The two Pakistanis were arrested last year in a Merseyside counter-terrorism raid sparked off prematurely after a police chief inadvertently showed a file to press photographers in London.
The early arrest of the Paksitani Muslim gang prevented the police from acquiring final evidence in the case, but several of the squad have already been deported.
Making his ruling, the SIAC’s Mr Mitting said that “For the reasons stated, we are satisfied that Naseer was an al Qaeda operative who posed and still poses a serious threat to the national security of the UK and that... it is conducive to the public good that he should be deported.”
However, in terms of the HRA, the suspects could not be deported because the “the issue of safety on return” made it impossible to deport send them back to Pakistan.
According to reports, Tory Home Secretary Theresa May said she was “disappointed.”
Instead of being sad, Ms May would do better to try to understand that this outrage is possible because of her own party’s policy.
The HRA was introduced by the previous Labour regime to bring British law into line with the EU’s human rights legislation.

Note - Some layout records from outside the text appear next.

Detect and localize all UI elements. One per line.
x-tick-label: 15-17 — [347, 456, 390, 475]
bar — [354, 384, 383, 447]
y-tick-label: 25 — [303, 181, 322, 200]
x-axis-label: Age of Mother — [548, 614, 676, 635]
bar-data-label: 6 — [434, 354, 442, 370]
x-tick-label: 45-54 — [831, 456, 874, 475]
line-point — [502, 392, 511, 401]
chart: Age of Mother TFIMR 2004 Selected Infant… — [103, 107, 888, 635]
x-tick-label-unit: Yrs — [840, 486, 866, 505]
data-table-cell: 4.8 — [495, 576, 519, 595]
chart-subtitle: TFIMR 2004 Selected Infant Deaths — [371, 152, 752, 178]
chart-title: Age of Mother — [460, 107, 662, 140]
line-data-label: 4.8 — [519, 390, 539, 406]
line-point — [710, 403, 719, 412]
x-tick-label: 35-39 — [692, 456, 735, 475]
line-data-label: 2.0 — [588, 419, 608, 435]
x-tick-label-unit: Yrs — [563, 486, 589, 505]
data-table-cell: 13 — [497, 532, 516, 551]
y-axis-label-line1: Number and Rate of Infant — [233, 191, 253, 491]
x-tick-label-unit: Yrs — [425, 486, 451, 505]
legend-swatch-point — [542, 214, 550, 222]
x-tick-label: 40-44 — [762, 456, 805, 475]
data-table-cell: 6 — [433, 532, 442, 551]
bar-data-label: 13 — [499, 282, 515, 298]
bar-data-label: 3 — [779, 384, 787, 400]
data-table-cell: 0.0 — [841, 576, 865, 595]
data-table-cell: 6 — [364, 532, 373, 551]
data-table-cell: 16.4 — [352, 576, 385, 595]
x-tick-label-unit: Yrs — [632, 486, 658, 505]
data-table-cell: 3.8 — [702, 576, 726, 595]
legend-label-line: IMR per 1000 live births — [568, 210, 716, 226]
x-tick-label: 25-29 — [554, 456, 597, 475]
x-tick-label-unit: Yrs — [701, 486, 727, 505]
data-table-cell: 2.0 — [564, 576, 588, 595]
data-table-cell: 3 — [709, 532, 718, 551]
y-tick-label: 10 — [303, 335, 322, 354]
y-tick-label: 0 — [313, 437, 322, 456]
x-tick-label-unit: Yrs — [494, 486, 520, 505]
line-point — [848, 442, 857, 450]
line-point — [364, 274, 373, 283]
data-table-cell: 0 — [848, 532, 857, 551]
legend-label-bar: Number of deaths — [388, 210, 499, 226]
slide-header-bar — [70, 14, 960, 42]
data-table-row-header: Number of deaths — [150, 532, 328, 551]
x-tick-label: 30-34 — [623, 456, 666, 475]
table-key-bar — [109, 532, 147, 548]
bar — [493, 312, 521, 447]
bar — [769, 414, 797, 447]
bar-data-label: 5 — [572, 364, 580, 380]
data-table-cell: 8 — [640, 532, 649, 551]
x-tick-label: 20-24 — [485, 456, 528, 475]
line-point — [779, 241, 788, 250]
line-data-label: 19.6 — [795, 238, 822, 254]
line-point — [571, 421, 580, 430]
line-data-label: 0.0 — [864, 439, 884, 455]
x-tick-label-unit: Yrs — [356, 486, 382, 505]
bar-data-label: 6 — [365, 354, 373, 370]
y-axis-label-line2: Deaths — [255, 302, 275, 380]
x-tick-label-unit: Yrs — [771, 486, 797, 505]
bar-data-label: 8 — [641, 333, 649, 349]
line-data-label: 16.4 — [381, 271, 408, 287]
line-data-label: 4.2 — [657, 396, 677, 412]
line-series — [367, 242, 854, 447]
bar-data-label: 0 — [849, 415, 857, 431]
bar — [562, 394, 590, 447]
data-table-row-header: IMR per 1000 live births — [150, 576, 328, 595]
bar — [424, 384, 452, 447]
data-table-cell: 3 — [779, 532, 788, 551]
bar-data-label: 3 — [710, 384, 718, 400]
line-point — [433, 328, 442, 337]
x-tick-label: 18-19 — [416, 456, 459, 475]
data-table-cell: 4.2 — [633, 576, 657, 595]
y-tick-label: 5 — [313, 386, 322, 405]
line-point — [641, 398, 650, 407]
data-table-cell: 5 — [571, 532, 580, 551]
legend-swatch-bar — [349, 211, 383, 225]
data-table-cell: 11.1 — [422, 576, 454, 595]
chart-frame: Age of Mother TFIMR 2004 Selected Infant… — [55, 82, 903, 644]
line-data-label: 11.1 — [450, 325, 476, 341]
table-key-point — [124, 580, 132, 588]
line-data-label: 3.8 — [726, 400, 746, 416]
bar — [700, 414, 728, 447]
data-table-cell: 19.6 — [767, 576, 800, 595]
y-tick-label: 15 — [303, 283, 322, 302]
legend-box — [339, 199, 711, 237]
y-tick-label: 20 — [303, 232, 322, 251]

Although the Conservatives said they would repeal the HRA if they came to power, this policy position was quickly abandoned the moment they entered office.
The British National Party has pointed out that repealing the HRA would not absolve Britain of the obligation of implementing EU legislation as appeals would always be launched to the European Court of Justice -- whose judgements would be binding upon the UK.
The only way that this madness can be brought to an end is to repeal the HRA and withdraw from the EU -- something which the Tories will never do.
Thus the British public will always find their interests put last under the Lab-Con-Dem regime.